Bewertung der Ensemblevorhersagen

RAUCHFAHNEN:
Im Großen und Ganzen bestätigt das IFS-EPS das Szenario des deterministischen
Laufes. Die Rauchfahnen sind der Mittelfrist bis Sonntag sehr eng gebündelt. Ab
Montag nimmt der Spread dann vor allem bei der Temperatur, mit Abstrichen auch
beim Geopotenzial zu. Die große Mehrheit der Member zeigt aber – genauso, wie
der deterministische und der Kontrolllauf – bei der 850-hPa-Temperatur einen
markanten Temperaturrückgang von 7 bis 10 Kelvin. Ab den 3. Januar (erweiterte
Mittelfrist) bleibt der Kontrolllauf bzgl. Temperatur und Geopotential im
unteren Bereich, während die meisten Members und der Hauptlauf wieder einen
Temperaturanstieg zusammen mit höheren Geopotential aufweisen. Das Ganze wird
mit der Abnahme der Niederschlagssignale konturiert, davor sind diese stark
ausgeprägt, vor allem im Norden und Westen des Landes.

CLUSTER:
Bis Zeitraum +168 h gibt es jeweils 3 Cluster und alle haben die Regime NAO+.
GWL ist SWz, wobei es am Ende der Mittelfrist die Tendenz zu SWa gibt.
Ab dem Zeitraum +192 h zeigt die Analyse einen Übergang zu einer Blockinglage.
Deutschland liegt am Rande einer umfangreichen, positiven Geopotenzialanomalie,
bekommt also zunehmend antizyklonalen Einfluss zu spüren (Wetterberuhigung).

FAZIT:
In der Mittelfrist stellt sich eine ungewöhnlich milde Südwestlage. Während nach
Süden zu antizyklonaler Einfluss an Dominanz gewinnt, sorgt die schleifende
Frontalzone ansonsten für nasses Wetter, wenngleich Dauerregen nur wenig
wahrscheinlich ist. Aufgrund der kaum mäandrierenden Höhenströmung bzw. der
ungünstigen Interaktion der Höhentröge mit den niedertroposphärischen Störungen
scheint eine schwere Sturmlage nach aktuellem Stand eher unwahrscheinlich.
In der erweiterten Mittelfrist geht der Trend derzeit eher in Richtung
Wetterberuhigung. Ein Wintereinbruch ist zunächst nicht in Sicht.
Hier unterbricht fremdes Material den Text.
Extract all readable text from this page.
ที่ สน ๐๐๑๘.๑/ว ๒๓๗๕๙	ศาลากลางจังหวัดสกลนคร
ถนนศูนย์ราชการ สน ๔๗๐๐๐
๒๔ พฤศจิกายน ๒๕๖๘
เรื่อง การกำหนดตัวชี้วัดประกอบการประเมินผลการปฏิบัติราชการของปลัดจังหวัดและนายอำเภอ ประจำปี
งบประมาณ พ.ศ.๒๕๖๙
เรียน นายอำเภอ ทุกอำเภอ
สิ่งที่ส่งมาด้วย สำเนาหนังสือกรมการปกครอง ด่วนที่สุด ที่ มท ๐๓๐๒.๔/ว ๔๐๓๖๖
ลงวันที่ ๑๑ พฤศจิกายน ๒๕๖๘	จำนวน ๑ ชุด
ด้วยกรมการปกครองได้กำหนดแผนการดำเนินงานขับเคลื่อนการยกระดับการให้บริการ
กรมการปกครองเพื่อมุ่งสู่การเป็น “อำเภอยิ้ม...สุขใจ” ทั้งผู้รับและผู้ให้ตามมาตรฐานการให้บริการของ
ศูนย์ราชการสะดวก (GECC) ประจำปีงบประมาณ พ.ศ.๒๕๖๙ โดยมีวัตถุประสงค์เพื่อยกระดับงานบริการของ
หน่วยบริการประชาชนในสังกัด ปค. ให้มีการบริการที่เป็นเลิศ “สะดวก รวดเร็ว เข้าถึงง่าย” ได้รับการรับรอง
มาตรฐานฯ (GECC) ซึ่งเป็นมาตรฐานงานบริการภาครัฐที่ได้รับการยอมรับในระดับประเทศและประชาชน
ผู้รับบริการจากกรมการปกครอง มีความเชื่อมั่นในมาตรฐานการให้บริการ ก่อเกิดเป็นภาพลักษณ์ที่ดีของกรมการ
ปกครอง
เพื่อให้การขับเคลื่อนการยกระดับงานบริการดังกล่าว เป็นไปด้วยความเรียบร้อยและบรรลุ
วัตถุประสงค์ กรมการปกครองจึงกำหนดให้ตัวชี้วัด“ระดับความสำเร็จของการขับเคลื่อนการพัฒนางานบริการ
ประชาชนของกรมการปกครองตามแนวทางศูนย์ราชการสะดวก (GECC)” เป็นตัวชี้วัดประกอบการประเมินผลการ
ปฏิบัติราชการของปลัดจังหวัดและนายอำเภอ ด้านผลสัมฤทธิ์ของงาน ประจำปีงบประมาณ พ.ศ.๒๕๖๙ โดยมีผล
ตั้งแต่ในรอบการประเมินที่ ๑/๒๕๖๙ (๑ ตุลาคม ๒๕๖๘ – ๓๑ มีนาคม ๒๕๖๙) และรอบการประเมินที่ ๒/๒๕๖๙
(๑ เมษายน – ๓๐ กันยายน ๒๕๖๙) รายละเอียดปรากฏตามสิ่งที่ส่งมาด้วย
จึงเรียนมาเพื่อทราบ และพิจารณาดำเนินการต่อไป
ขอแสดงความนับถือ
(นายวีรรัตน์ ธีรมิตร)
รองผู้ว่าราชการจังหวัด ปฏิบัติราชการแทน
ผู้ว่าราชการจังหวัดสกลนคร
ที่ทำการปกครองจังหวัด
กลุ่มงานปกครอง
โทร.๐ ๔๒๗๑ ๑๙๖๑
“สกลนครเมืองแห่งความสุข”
Wahrscheinlichkeiten für signifikante Wettererscheinungen

STURM:
Am Freitag mit Ausnahme des Südostens zeitweise stark auffrischender
Südwestwind. Im Bergland und an der See Sturmböen (8-9 Bft) wahrscheinlich, im
west- und nordwestdeutschen Binnen- und Tiefland gering wahrscheinlich. Auf
Berggipfeln schwere Sturmböen (um 10 Bft).
Am Samstag in der Mitte und im Norden weiterhin teils noch stürmisch.

DAUERREGEN:
Gebietsweise länger anhaltende Regenfälle, zunächst vor allem im Süden und
Südwesten (Freitag), später dann auch über der Mitte und im Norden (Samstag).
Geringe Wahrscheinlichkeit für Dauerregen (>30 mm/24 h) vor allem in Staulagen
der südwest- und westdeutschen Mittelgebirge.